Now, slamming the door on accountability once again, CIA officials get a pass — this time for destroying dozens of videotapes depicting the waterboarding of Abu Zubaydah and Abd al-Rahim al-Nashri, in secret CIA prisons. The CIA withheld the fact that the tapes existed from both the federal courts and the 9/11 Commission, which had asked the CIA for records of the interrogations.

Destroying those videotapes was such a brazen and blatant cover-up that even Bush was forced to launch a special investigation after the episode became public.

This is the icing on the cake of unaccountable government.

In his new memoir, President Bush writes:

I have been troubled by the blowback against the intelligence community and Justice Department for their role in the surveillance and interrogation programs. . . Our intelligence officers carried out their orders with skill and courage, and they deserve our gratitude for protecting our nation. Legal officials in my administration did their best to resolve complex issues in a time of extraordinary danger to our country.

 

Significantly, Bush goes on to say that successors are entitled to differences of opinion,

[b]ut criminalizing differences of legal opinion would set a terrible precedent for our democracy.

Ok, let’s go with that for a minute.  What about Thomas Drake and other whistleblowers who are facing criminal prosecution? Isn’t Drake’s case alone (he’s the ONLY person to date indicted under the original and dubious “leak investigation” launched by the Department of Justice into the New York Times sources for its Pulitzer Prize-winning expose of warranteless wiretapping) “setting a terrible precedent for democracy”?
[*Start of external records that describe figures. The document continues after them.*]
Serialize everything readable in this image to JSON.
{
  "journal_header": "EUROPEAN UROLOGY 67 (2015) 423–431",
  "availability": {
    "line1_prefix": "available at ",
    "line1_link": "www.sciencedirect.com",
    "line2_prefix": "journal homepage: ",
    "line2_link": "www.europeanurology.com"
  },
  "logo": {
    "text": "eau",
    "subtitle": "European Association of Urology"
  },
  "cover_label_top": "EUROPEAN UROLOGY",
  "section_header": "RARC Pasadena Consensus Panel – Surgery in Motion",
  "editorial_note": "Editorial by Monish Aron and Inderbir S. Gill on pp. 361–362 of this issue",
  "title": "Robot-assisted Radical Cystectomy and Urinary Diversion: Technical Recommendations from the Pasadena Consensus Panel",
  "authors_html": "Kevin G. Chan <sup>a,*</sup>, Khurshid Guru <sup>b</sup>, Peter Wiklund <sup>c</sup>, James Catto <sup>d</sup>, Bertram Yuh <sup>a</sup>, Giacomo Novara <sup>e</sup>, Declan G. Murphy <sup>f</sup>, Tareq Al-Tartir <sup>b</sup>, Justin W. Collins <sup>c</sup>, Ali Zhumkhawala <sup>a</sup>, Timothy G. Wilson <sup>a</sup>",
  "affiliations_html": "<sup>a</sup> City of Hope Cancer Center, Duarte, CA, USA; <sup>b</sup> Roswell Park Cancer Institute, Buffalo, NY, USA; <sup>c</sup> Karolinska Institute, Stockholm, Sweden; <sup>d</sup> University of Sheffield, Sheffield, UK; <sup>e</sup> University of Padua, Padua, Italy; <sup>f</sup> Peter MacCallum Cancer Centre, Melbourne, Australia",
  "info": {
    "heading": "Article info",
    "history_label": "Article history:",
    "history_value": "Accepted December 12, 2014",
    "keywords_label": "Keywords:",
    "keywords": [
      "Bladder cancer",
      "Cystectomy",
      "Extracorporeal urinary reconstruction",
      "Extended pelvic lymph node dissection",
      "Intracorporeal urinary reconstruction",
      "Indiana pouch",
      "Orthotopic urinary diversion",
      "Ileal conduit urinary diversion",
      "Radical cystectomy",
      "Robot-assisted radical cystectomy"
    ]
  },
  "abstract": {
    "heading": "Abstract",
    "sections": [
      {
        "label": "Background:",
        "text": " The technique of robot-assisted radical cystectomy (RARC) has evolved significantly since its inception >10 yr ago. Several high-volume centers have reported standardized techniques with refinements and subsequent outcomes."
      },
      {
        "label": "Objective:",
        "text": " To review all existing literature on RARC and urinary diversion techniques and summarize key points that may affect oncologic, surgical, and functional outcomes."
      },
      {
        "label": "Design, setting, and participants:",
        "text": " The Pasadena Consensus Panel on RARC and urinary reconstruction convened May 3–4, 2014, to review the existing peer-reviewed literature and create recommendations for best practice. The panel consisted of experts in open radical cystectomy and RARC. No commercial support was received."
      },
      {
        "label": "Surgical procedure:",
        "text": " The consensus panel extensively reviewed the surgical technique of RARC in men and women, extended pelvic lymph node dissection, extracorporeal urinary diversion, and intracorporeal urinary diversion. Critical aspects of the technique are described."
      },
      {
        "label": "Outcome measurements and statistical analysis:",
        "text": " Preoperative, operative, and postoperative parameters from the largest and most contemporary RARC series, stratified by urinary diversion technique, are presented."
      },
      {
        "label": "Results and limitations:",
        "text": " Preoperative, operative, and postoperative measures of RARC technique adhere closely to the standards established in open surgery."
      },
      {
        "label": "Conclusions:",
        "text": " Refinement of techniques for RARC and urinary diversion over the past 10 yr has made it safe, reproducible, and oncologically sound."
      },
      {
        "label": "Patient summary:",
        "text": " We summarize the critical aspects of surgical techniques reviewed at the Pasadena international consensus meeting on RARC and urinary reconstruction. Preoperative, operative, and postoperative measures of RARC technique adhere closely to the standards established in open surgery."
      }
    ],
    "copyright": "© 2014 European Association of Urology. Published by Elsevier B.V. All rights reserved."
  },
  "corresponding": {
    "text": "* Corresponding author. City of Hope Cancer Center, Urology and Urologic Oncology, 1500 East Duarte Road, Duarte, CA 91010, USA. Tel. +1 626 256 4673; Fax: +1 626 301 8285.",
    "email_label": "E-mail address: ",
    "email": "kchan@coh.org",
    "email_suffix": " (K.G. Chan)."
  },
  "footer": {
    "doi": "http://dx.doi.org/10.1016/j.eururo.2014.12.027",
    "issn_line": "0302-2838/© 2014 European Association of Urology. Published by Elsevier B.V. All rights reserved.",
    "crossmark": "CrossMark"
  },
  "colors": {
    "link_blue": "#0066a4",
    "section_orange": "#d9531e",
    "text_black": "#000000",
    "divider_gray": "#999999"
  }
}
Because warped lawyers blessed clearly illegal conduct, that legal guidance and those legal memoranda take primacy over the Constitution?

In Drake’s case, revealing that the NSA was committing crimes and that there were alternatives that would have kept the government fully within the law — while also enhancing the government’s ability to provide for the common defense — is now criminalized.
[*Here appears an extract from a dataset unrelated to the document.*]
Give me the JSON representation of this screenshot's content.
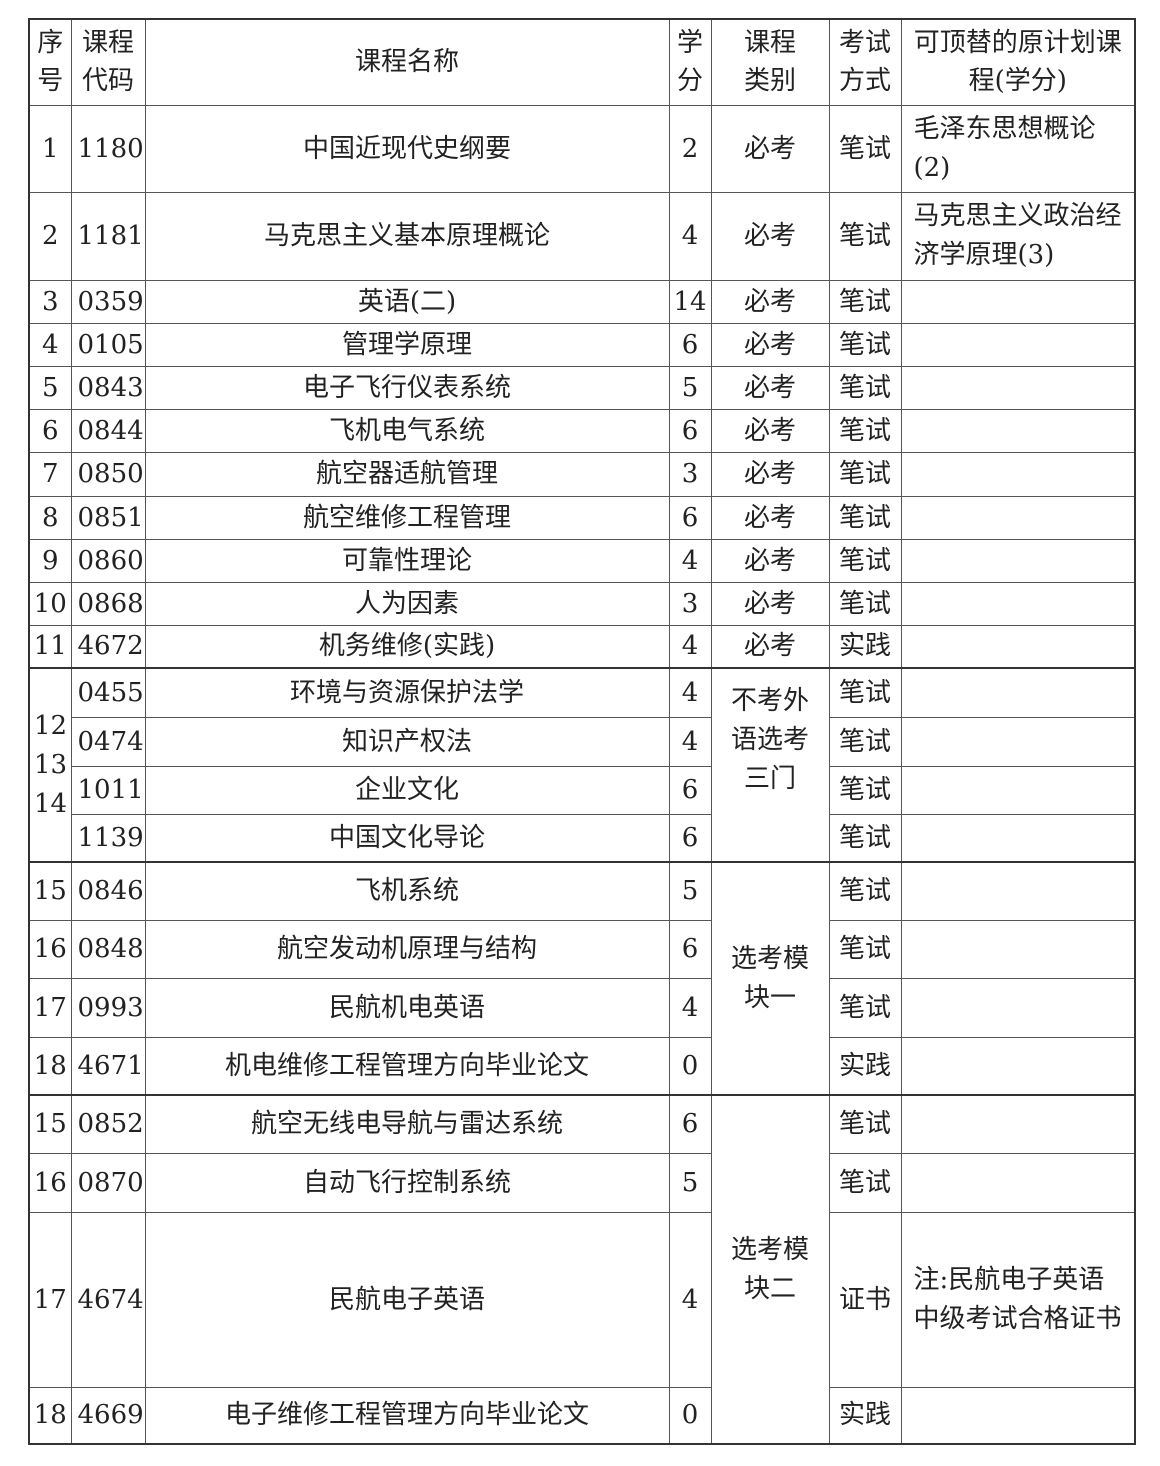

Meanwhile, the torture tapes special prosecutor, John Durham, decided NOT to bring charges against senior CIA personnel (including their lawyers) for the PROVEN destruction of the interrogation tapes, and evidence that was deliberately kept from the 9/11 Commission AND the federal courts — the very definition of obstruction of justice.

Yet people like Thomas Drake have been charged with alleged obstruction of justice that in part involves alleged destruction of evidence — without any PROOF whatsoever.
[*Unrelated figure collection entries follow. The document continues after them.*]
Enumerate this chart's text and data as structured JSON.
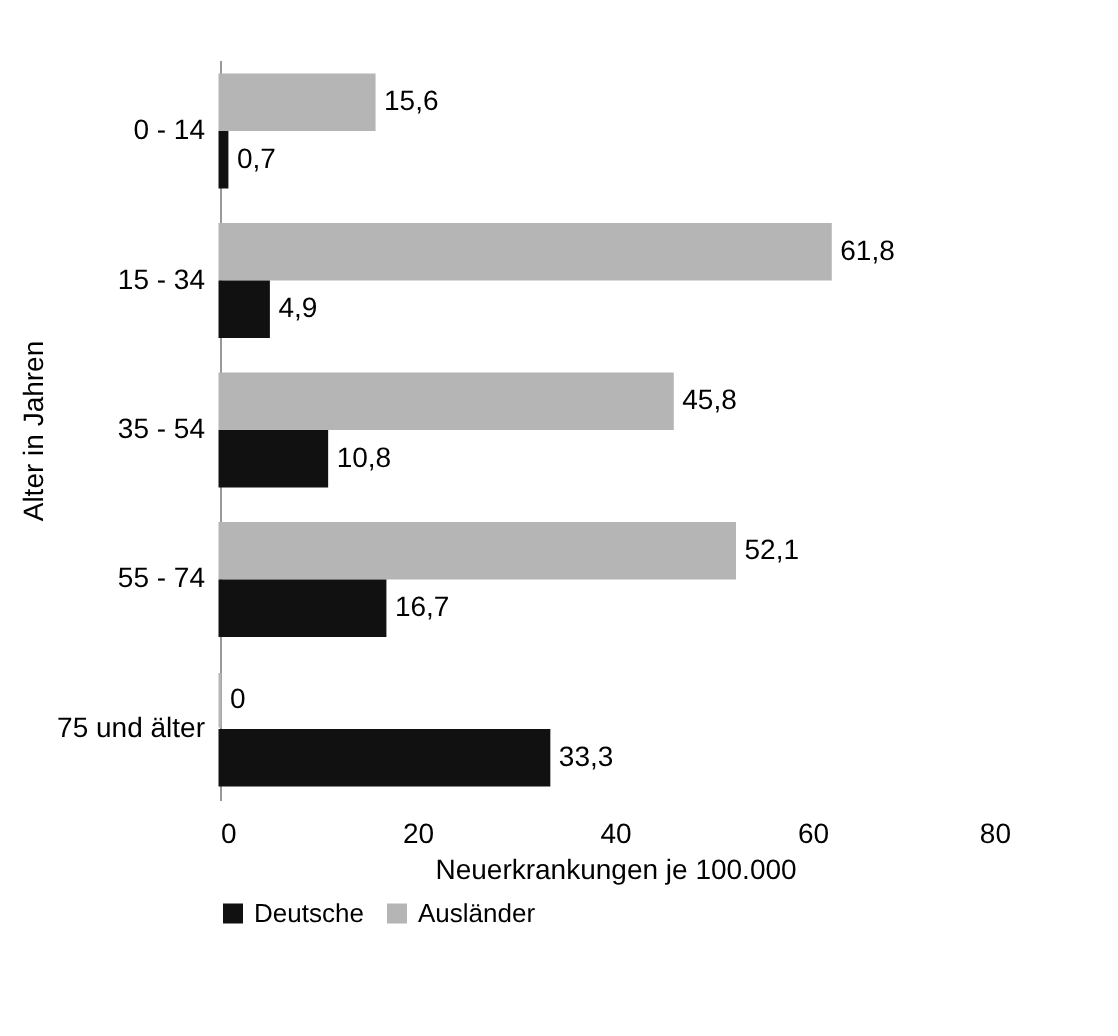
{
  "chart_data": {
    "type": "bar",
    "orientation": "horizontal",
    "xlabel": "Neuerkrankungen je 100.000",
    "ylabel": "Alter in Jahren",
    "categories": [
      "0 - 14",
      "15 - 34",
      "35 - 54",
      "55 - 74",
      "75 und älter"
    ],
    "series": [
      {
        "name": "Ausländer",
        "color": "#b5b5b5",
        "values": [
          15.6,
          61.8,
          45.8,
          52.1,
          0
        ],
        "value_labels": [
          "15,6",
          "61,8",
          "45,8",
          "52,1",
          "0"
        ]
      },
      {
        "name": "Deutsche",
        "color": "#111111",
        "values": [
          0.7,
          4.9,
          10.8,
          16.7,
          33.3
        ],
        "value_labels": [
          "0,7",
          "4,9",
          "10,8",
          "16,7",
          "33,3"
        ]
      }
    ],
    "xlim": [
      0,
      80
    ],
    "xticks": [
      0,
      20,
      40,
      60,
      80
    ],
    "grid": false,
    "legend": "bottom"
  }
}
Are we to conclude that if CIA lawyers, acting on higher executive authority, authorize the destruction of tapes, it is legal?  What’s the take-away message here?

It is reminiscent of Nixon’s excuse and those who executed the will of the President and his underlings were justified in their actions because they were “just” following orders, however unlawful those orders were.  (Note to self: The “just following orders” defense was discredited in the Nuremberg trials.)  “Just following orders” does not abdicate your responsibility to be a human being.

And the cover and color of authorization by lawyers makes it legal and immune from any charges of illegality?  What about the irresponsibility of the leaders — hiding behind their lawyers?  The fact that lawyers blessed this, not denounced it, makes it all the worse.

This begs SO much hypocrisy and the clear double standard of justice when it comes to the case of Thomas Drake and the other whistleblowers who are being prosecuted for telling the truth.

Jesselyn Radack is Homeland Security & Human Rights Director for the Government Accountability Project, the nation’s leading whistleblower advocacy organization.